Urgence de Rimouski : le Tribunal valide l’arrêt de travail
Décision rendue par la juge administrative Lyne Thériault
L’arrêt de travail survenu dans la nuit de mercredi à jeudi à l’urgence de l’Hôpital régional de Rimouski a été jugé conforme aux règles en vigueur par le Tribunal administratif du travail (TAT).
Dans une décision rendue par la juge administrative Lyne Thériault, le Tribunal conclut que les employés ayant cessé le travail et tenu une activité militante l’ont fait dans le respect d’une entente encadrant le maintien des services essentiels.

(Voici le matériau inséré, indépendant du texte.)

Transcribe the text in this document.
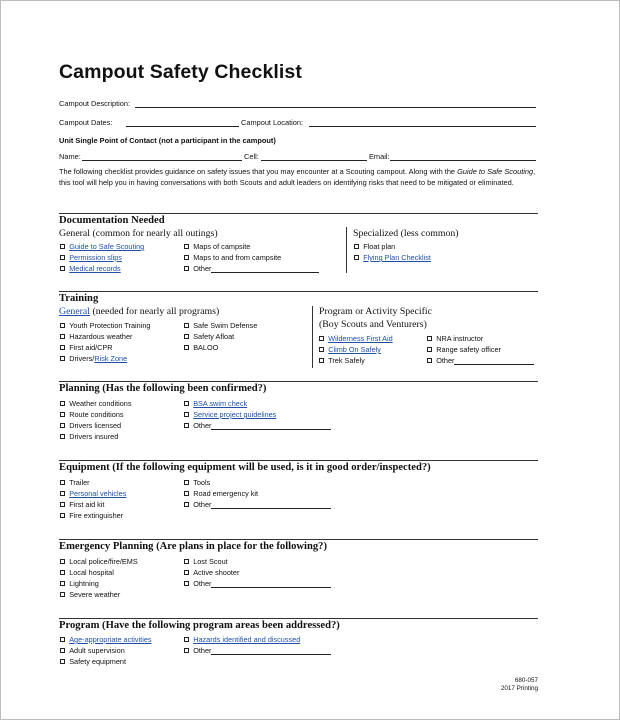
Campout Safety Checklist
Campout Description:
Campout Dates:	Campout Location:
Unit Single Point of Contact (not a participant in the campout)
Name:	Cell:	Email:
The following checklist provides guidance on safety issues that you may encounter at a Scouting campout. Along with the Guide to Safe Scouting, this tool will help you in having conversations with both Scouts and adult leaders on identifying risks that need to be mitigated or eliminated.
Documentation Needed
General (common for nearly all outings)	Specialized (less common)
Guide to Safe Scouting
Permission slips
Medical records
Maps of campsite
Maps to and from campsite
Other
Float plan
Flying Plan Checklist
Training
General (needed for nearly all programs)	Program or Activity Specific
(Boy Scouts and Venturers)
Youth Protection Training
Hazardous weather
First aid/CPR
Drivers/ Risk Zone
Safe Swim Defense
Safety Afloat
BALOO
Wilderness First Aid
Climb On Safely
Trek Safely
NRA instructor
Range safety officer
Other
Planning (Has the following been confirmed?)
Weather conditions
Route conditions
Drivers licensed
Drivers insured
BSA swim check
Service project guidelines
Other
Equipment (If the following equipment will be used, is it in good order/inspected?)
Trailer
Personal vehicles
First aid kit
Fire extinguisher
Tools
Road emergency kit
Other
Emergency Planning (Are plans in place for the following?)
Local police/fire/EMS
Local hospital
Lightning
Severe weather
Lost Scout
Active shooter
Other
Program (Have the following program areas been addressed?)
Age-appropriate activities
Adult supervision
Safety equipment
Hazards identified and discussed
Other
680-057
2017 Printing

Le TAT estime ainsi que les actions posées répondaient aux exigences prévues par la loi.
Ce débrayage faisait suite au retrait d’un gardien de sécurité supplémentaire affecté depuis la violente agression qui a fait quatre blessés parmi des membres du personnel, le 26 janvier dernier. Le Centre intégré de santé et de services sociaux du Bas-Saint-Laurent avait interpellé le Tribunal administratif du travail.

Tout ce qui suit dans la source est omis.